Reaction by civil society to the Gibe III project was swift and has expanded in recent years. Critics first emerged following the GOE’s initiation of the project without any account of the downstream human population and environment, and stepped up their criticism after the GOE’s release of two allegedly ‘objective,’ or scientific impact assessments released two years after construction began (GOE 2009a, b). Criticisms and analysis emerged from a variety of non-governmental organizations—primarily international ones, given the politically repressive policies of the GOE. Among these organizations were Campagna per la Riforma della Banca Mondiale (CRBM), Survival International, International Rivers, a Kenya-based civil society organization closely affiliated with International Rivers—Friends of Lake Turkana, Human Rights Watch and the Oakland Institute.

Other critics emerging were researchers and policy focused individuals with established familiarity with the region.
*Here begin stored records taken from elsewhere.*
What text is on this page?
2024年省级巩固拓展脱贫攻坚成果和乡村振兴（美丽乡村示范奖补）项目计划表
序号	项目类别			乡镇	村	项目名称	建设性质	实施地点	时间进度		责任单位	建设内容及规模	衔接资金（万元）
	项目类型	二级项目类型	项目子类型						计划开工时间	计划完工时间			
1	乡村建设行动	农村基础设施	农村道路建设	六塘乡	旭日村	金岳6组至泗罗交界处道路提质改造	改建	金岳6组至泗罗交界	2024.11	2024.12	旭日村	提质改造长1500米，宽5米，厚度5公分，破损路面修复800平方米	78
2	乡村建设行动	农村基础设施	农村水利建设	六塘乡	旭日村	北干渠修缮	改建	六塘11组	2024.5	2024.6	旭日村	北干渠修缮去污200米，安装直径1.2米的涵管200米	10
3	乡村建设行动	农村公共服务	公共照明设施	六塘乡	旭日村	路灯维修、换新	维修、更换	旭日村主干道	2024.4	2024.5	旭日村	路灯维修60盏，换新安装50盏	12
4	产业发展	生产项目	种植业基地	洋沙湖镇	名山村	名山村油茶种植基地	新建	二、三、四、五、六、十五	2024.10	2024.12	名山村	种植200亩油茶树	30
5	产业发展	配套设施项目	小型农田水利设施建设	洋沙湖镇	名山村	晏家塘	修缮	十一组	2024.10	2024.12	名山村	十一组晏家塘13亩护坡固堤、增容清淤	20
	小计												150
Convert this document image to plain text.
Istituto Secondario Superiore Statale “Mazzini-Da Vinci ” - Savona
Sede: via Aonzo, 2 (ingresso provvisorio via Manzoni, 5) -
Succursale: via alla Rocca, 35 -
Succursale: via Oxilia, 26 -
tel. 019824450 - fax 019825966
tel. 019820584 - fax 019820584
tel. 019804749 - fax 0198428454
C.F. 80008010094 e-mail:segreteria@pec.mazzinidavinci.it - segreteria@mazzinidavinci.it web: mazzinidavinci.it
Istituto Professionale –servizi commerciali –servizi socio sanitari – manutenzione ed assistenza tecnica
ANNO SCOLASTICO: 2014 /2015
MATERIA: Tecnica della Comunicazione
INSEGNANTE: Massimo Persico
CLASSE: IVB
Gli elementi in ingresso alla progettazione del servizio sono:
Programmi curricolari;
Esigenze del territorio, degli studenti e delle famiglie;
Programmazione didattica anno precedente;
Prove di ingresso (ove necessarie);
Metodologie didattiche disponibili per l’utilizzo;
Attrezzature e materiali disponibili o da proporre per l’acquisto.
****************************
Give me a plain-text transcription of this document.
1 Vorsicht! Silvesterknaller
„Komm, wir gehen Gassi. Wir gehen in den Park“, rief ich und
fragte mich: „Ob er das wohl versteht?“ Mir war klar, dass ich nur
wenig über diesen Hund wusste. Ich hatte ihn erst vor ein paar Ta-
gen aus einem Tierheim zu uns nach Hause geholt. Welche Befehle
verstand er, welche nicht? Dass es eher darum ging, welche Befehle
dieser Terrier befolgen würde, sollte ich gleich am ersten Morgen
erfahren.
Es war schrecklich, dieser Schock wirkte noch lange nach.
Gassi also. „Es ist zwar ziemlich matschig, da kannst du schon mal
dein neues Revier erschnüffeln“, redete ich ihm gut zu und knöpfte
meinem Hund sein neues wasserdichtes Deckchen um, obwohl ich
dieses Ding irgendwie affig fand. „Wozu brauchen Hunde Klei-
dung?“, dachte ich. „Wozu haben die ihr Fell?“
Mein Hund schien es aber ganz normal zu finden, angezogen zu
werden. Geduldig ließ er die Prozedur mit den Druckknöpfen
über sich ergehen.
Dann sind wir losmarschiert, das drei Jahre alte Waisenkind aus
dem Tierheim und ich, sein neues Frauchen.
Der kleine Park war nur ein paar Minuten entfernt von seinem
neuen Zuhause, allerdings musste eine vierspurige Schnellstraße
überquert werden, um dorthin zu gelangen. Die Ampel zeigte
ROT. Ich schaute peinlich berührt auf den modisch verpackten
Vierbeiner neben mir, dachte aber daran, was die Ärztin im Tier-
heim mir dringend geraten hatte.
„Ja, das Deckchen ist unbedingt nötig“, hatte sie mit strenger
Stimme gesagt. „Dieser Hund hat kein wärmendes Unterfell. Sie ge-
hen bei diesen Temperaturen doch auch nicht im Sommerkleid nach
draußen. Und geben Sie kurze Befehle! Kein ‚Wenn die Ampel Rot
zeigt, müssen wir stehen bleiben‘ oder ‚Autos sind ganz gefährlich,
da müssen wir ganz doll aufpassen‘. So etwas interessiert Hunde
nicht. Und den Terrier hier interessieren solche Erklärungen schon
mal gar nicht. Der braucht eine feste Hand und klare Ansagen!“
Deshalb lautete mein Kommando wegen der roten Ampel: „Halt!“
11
These included the world-renowned paleontologist and conservationist, Dr. Richard Leakey, Professor David Turton at the University of Oxford (and founder of www.mursi.org), this writer at the University of California, Berkeley, and other members of the Africa Resources Working Group (ARWG) in Africa, Europe and North America. Numerous organizations and individuals within Kenya, as well as in the Ethiopia diaspora have also questioned the project. Overt opposition to the Gibe III dam within Ethiopia is not politically feasible, given the high level of repression and retribution.

Numerous reports by these organizations have detailed the major procedural violations and the dire consequences of the Gibe III dam for half a million indigenous people residing downstream from the dam, within Ethiopia and Kenya. Gradually, these concerns have percolated through international policy circles and have been raised periodically by government representatives in Kenya, Europe and the United States. U.S. and European nations’ diplomatic support and international aid to the Ethiopian and Kenyan governments, however, have effectively precluded effective examination of the humanitarian and human rights disaster looming on the horizon.